If you haven't been to a library or a high school English class lately, you may not know the story of H.G. Wells' War of The Worlds. Published in 1898, War of The Worlds is a tale of alien invaders that rend asunder civilization as we know it -- or as dudes in the late 1800's knew it, to be precise. It's been adapted into films (one of which stars Tom Cruise) and even a few games prior to this one. This WOTW game adaptation tells the tale of Arthur Clark, a man traversing the ruined city of London as the aliens descend upon him. So how does one of history's greatest and most repeated stories stack up this time around? Here comes the breakdown.
It's the end of the world as we know and I feel fine: What do Arthur, London and the aliens all have in common? They're presented in a 2D, side scrolling platform format. Gamers will be equally awed and disturbed by War of The Worlds use of lighting, shading and some truly amazing backgrounds, however, Arthur suffers from choppy animations. Would it have been too much to ask to make him move faster as more enemies approach? I mean, if someone was trying to incinerate me, I know I'd pick up the pace a little. Regardless of Arthur's choppy animations, his speed or lack thereof, no design in this game looks ugly or upsetting to the eye. If you liked the way Limbo looks (another game that used lots of black and white) chances are you'll love the way that War of The Worlds looks.
Everything is trying to kill you: Outrunning smoke was actually pretty fun -- and different! In some areas smoke will seep into buildings and players will have to open doors and vents to keep themselves segregated from the smoke that threatens to choke Arthur to death. Still don't feel threatened enough? Don't worry, carnivorous plants and spiders are trying to kill you too posing as bridges and hiding in dark corners, respectively. Have fun!
One hit wonder: War of The World features a level of controller snapping difficulty reminiscent of old NES games. Arthur has the constitution of wet tissue paper; even Phoenix from >Marvel Vs. Capcom 3 is more durable than him. Arthur is limited to standard "I'm a dude," movements: running, jumping and he even gets a sweet axe, but at the same time, falling a short distance that would result in a sprained ankle for most will result in death and respawning for Arthur and the player. I'm not asking for a HUD or a life meter, that'd take away from the clean presentation.
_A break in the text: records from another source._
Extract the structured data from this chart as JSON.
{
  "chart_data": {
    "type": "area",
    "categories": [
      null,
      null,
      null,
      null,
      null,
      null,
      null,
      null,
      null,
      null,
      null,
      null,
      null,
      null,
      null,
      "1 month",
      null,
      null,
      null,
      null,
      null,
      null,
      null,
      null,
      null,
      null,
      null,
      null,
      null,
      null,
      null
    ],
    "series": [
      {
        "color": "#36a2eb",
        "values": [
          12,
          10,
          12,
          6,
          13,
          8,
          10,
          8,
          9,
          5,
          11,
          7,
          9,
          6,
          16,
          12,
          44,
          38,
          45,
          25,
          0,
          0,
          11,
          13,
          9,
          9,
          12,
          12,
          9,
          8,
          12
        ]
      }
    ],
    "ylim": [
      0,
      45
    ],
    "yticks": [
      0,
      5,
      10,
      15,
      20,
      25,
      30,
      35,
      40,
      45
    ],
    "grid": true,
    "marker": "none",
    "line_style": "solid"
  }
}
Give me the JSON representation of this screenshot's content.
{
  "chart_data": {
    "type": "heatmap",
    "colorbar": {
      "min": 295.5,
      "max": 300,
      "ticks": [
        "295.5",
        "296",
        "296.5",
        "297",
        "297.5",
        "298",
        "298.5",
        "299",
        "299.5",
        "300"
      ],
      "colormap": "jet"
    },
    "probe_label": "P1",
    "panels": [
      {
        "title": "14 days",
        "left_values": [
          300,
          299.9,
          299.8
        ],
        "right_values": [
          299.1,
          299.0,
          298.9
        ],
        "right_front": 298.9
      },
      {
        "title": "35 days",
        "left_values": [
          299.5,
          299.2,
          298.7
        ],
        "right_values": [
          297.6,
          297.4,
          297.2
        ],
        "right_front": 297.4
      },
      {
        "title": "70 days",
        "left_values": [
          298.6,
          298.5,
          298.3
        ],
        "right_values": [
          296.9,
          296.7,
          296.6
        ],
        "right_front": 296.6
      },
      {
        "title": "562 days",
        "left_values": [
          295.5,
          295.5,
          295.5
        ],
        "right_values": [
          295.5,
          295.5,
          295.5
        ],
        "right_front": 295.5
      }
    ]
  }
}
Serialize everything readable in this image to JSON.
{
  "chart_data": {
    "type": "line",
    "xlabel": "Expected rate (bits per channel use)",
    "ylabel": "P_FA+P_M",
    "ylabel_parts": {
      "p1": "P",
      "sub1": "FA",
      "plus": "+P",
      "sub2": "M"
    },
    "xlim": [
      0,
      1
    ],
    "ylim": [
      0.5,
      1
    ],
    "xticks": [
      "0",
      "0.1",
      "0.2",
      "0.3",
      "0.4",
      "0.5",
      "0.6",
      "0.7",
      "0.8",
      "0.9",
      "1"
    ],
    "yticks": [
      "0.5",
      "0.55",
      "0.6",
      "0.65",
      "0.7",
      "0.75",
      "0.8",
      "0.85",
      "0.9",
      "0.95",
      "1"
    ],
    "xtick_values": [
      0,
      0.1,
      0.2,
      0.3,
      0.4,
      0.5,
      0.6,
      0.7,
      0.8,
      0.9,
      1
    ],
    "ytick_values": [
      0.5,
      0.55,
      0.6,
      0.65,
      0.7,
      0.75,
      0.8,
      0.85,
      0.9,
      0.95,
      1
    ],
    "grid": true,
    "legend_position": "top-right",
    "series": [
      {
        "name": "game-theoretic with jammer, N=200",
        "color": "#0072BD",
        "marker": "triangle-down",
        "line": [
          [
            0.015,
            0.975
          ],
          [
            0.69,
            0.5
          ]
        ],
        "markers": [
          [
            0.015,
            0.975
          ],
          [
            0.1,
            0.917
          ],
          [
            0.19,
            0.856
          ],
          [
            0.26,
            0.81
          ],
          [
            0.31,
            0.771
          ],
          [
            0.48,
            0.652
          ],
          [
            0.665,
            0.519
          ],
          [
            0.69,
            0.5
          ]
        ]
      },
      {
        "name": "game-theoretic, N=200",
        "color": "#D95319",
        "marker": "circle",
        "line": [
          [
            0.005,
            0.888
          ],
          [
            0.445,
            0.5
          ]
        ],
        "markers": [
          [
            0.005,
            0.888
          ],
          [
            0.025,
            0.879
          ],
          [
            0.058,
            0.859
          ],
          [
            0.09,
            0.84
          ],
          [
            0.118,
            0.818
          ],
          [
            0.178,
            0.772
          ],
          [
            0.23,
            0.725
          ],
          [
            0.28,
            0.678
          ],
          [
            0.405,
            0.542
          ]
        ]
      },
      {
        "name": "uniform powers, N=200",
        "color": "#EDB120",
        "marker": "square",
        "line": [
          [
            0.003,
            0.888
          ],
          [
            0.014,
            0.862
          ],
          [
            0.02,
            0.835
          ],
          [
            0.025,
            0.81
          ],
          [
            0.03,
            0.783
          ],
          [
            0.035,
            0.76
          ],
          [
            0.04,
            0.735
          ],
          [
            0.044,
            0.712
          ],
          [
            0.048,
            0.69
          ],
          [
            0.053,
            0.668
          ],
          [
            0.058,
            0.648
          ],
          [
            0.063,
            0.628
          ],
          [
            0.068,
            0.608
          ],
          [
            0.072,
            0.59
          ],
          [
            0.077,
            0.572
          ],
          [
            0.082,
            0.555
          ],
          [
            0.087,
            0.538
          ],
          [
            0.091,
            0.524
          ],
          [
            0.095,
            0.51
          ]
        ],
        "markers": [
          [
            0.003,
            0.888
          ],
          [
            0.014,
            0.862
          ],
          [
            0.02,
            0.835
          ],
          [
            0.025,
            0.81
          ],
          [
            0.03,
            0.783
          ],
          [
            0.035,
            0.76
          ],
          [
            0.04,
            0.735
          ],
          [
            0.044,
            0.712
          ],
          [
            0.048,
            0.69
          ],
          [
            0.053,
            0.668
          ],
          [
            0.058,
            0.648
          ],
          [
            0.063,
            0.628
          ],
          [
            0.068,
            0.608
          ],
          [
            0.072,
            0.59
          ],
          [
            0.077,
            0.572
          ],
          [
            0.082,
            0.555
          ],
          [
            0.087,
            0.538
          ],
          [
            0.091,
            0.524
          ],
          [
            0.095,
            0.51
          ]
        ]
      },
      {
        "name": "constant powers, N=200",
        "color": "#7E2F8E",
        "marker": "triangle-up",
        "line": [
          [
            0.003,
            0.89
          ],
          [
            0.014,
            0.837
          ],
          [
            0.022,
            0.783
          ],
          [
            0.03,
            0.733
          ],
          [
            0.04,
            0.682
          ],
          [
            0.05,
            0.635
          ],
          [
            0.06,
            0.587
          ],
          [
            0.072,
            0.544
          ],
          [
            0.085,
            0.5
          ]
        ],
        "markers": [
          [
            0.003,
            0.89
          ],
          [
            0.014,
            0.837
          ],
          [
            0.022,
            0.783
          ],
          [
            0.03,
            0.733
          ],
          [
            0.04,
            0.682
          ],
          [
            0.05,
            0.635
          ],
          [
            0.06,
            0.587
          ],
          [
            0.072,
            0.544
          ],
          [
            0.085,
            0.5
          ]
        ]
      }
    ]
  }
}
Checkpoints? Yeah, right: There are checkpoints available to take the sting out of dying, where these checkpoints are is a mystery. There's no indicator to let you know that you've arrived at a checkpoint and that it's totally okay if you get vaporized or fall off a stoop. I know the game is taking place during the destruction of modern civilization and there can't be a gigantic Sonic the Hedgehog goalpost, but a little white flag or a makeshift debris fort would've worked nice too!
Fireside chats: Some awesome news reports accompany Arthur's narration, providing a bit of back story. Unfortunately, there are huge images to go with these news reports and they take up part of the left side of the screen. If the player is headed left, he'd better like waiting for the news report to be over before proceeding; otherwise he'll be running into enemies or God-knows-what. Since most players will be dying and respawning a whole heck of a lot, they'll have to listen to old news reports each time they respawn.
War of The Worlds: hard? You bet it is. It's like trying to escape from a post-apocalyptic city where everything is trying to kill you, which means the game developers did their job. WOTW suffers a little from jerky controls and repetitive narration (unless you can go without dying, which I know you CAN'T) and a lack of distinct checkpoints (for when you die, which you WILL). Still, if you like puzzle platformers then give War of The Worlds a shot. And out of TOV 5 stars, I'm giving War of the Worlds the Video Game 3.5 stars!!